Firmate da importanti artisti internazionali e regionali, queste opere trasformano gli spazi pubblici in una vera e propria galleria a cielo aperto, accessibile e vissuta ogni giorno. Tra le installazioni più iconiche si ricordano:
East-West/West-East di Richard Serra è situata nella riserva naturale di Brouq Nature Reserve, nel deserto occidentale del Qatar. L’opera si sviluppa lungo oltre un chilometro attraverso il paesaggio desertico, con quattro monumentali lastre d’acciaio che dialogano con l’orizzonte.
The Miraculous Journey di Damien Hirst si trova presso il Sidra Medicine, un ospedale e centro di ricerca dedicato a donne e bambini. L’installazione monumentale racconta le fasi dello sviluppo fetale attraverso una sequenza di sculture.
Maman di Louise Bourgeois è collocata presso il Qatar National Convention Centre, all’ingresso del centro congressi. La scultura, un gigantesco ragno in bronzo, è una delle opere più iconiche dell’artista.
Lamp Bear di Urs Fischer si trova all’interno dell’Hamad International Airport, nella hall principale. È una scultura monumentale di un orsacchiotto giallo sotto una lampada, diventata simbolo dell’aeroporto.
Doha Mountains di Ugo Rondinone è installata nei pressi dell’Hamad International Airport. L’opera è composta da grandi massi colorati impilati verticalmente, che richiamano forme naturali e paesaggi surreali.

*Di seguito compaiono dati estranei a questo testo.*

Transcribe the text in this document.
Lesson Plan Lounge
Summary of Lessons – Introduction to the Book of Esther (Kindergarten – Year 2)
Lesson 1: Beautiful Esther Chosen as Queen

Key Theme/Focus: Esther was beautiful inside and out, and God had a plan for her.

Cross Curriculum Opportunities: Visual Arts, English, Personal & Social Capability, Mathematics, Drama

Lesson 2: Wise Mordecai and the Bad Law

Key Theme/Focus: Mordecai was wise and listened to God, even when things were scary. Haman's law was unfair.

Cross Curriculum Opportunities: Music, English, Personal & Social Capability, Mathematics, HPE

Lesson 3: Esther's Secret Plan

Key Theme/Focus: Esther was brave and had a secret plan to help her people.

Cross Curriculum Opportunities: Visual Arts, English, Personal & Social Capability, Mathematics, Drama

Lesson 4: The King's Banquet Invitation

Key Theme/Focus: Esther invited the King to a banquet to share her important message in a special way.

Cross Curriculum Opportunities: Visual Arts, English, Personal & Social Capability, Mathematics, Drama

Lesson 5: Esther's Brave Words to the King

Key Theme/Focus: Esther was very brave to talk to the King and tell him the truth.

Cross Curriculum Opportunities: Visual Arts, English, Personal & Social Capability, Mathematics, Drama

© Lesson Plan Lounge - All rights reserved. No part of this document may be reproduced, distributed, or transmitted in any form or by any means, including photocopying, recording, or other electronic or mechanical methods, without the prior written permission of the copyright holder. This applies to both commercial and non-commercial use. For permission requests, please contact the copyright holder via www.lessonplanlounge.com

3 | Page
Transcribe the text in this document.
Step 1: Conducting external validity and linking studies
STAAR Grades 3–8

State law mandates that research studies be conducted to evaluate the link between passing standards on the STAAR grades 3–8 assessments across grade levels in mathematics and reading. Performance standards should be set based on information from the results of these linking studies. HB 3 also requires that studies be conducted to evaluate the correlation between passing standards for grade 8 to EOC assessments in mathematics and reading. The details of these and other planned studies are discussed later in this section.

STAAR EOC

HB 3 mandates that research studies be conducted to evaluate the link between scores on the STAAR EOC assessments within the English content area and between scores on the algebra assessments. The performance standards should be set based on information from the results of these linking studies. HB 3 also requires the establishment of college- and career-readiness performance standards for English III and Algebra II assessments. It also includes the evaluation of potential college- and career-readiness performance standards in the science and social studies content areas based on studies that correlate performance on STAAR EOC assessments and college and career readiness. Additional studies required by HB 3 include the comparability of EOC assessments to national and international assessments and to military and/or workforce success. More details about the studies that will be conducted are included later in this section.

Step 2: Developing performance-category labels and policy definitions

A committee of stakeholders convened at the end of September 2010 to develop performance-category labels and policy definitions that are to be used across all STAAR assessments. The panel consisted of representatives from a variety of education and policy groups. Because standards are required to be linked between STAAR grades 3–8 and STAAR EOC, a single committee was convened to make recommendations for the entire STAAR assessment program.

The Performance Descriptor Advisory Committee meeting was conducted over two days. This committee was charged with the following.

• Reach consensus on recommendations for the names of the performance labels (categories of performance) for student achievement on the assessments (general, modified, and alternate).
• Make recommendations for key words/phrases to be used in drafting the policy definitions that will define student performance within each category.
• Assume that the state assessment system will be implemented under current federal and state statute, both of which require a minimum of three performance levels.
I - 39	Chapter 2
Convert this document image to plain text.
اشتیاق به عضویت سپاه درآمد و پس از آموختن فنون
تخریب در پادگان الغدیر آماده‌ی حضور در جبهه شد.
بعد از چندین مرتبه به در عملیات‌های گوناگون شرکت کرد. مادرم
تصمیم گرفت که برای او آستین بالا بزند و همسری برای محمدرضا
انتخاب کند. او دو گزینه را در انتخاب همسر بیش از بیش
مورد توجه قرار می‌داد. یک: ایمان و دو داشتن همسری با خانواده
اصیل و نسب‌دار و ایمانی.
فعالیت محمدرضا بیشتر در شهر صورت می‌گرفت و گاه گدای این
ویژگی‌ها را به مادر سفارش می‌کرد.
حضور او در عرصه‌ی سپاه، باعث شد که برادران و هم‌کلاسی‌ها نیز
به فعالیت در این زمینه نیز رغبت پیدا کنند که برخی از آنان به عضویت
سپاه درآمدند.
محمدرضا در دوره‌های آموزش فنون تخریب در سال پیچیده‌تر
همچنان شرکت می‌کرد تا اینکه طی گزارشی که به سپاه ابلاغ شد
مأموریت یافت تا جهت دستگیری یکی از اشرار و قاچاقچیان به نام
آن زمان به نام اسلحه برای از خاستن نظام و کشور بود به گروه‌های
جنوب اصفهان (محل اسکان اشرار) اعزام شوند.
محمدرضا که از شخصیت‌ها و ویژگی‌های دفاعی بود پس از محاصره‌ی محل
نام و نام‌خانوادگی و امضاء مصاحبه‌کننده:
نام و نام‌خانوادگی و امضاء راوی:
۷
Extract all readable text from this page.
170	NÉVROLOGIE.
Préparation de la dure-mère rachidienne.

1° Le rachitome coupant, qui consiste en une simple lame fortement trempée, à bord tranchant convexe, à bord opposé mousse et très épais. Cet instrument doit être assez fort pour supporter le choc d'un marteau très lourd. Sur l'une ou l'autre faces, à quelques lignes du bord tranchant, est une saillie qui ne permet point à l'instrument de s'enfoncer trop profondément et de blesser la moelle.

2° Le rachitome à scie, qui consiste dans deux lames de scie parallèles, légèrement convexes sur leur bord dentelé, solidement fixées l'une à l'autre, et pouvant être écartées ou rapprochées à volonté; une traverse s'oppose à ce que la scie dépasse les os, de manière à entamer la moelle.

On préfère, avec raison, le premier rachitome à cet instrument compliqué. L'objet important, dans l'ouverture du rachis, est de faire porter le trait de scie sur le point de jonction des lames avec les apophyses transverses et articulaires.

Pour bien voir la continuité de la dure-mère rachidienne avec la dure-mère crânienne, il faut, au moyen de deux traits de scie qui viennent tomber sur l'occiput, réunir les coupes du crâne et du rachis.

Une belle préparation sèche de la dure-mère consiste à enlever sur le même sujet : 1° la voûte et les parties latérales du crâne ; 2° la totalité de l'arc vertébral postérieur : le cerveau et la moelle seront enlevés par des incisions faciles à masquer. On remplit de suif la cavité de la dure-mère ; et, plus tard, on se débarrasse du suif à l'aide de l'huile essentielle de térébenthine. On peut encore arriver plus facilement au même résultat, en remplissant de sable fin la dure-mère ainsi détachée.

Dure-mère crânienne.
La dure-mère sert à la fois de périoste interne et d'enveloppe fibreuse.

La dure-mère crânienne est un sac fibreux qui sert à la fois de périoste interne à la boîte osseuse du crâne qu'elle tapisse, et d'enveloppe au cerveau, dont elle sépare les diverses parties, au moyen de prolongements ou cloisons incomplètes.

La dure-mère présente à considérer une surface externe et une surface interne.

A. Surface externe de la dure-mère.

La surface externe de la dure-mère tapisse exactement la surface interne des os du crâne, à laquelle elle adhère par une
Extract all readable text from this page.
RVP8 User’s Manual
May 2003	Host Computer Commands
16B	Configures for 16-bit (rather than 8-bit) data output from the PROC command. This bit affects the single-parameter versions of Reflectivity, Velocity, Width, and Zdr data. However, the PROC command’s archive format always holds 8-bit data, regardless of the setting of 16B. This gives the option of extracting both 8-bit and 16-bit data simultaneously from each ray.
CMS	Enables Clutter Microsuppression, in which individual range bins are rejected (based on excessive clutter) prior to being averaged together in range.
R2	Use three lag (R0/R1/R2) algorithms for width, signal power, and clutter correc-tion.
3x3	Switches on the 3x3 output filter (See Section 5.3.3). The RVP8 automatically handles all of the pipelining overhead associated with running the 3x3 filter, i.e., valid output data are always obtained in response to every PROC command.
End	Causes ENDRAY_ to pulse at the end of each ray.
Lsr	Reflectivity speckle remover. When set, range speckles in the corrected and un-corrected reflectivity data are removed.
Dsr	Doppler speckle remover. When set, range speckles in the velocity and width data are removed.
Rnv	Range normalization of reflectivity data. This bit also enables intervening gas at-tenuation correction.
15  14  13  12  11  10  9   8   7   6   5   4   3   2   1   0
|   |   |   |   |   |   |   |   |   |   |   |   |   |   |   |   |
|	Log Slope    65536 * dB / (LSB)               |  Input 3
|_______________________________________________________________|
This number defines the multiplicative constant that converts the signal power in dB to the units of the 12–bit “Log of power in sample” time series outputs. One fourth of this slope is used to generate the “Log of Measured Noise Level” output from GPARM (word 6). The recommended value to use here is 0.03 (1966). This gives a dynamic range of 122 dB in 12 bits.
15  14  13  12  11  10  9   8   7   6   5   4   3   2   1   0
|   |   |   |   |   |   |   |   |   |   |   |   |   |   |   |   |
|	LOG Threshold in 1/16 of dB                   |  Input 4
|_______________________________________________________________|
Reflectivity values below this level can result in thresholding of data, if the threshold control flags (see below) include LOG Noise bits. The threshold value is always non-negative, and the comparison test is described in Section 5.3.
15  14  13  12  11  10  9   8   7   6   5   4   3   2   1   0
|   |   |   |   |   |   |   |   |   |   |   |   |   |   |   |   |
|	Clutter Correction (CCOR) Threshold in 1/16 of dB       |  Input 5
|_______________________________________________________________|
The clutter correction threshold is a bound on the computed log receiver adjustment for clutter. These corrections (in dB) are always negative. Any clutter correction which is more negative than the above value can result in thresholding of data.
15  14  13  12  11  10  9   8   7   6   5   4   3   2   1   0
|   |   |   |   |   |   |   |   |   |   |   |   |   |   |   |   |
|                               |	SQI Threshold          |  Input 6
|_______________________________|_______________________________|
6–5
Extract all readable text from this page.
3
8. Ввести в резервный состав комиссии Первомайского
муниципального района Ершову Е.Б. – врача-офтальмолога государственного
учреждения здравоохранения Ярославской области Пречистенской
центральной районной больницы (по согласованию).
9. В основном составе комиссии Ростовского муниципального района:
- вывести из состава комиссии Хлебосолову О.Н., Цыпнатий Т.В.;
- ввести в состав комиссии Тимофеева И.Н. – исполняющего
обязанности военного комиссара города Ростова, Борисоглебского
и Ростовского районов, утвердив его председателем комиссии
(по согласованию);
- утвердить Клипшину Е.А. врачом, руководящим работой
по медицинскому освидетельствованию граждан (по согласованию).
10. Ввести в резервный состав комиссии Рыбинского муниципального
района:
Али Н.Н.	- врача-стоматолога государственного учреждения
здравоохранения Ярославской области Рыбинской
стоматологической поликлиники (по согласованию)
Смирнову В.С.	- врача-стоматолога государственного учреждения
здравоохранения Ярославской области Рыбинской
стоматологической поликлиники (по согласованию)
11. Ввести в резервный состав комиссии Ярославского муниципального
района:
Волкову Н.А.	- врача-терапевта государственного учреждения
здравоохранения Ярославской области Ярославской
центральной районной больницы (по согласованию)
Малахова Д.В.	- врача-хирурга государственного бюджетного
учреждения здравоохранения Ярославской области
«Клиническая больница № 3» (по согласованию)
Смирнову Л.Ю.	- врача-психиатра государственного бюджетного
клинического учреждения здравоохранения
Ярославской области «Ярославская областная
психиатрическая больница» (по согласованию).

Shadows Travelling on the Sea of the Day di Olafur Eliasson si trova nel deserto settentrionale del Qatar, vicino ad Al Zubarah. L’installazione è composta da una serie di strutture circolari che creano giochi di luce e ombra nel paesaggio.
The Force of Nature II di Lorenzo Quinn è collocata lungo la Doha Corniche, il lungomare della città. La scultura raffigura una figura femminile sospesa mentre domina gli elementi naturali, simbolo della forza della natura.
La foto pubblicata è stata inviata dall’ufficio stampa.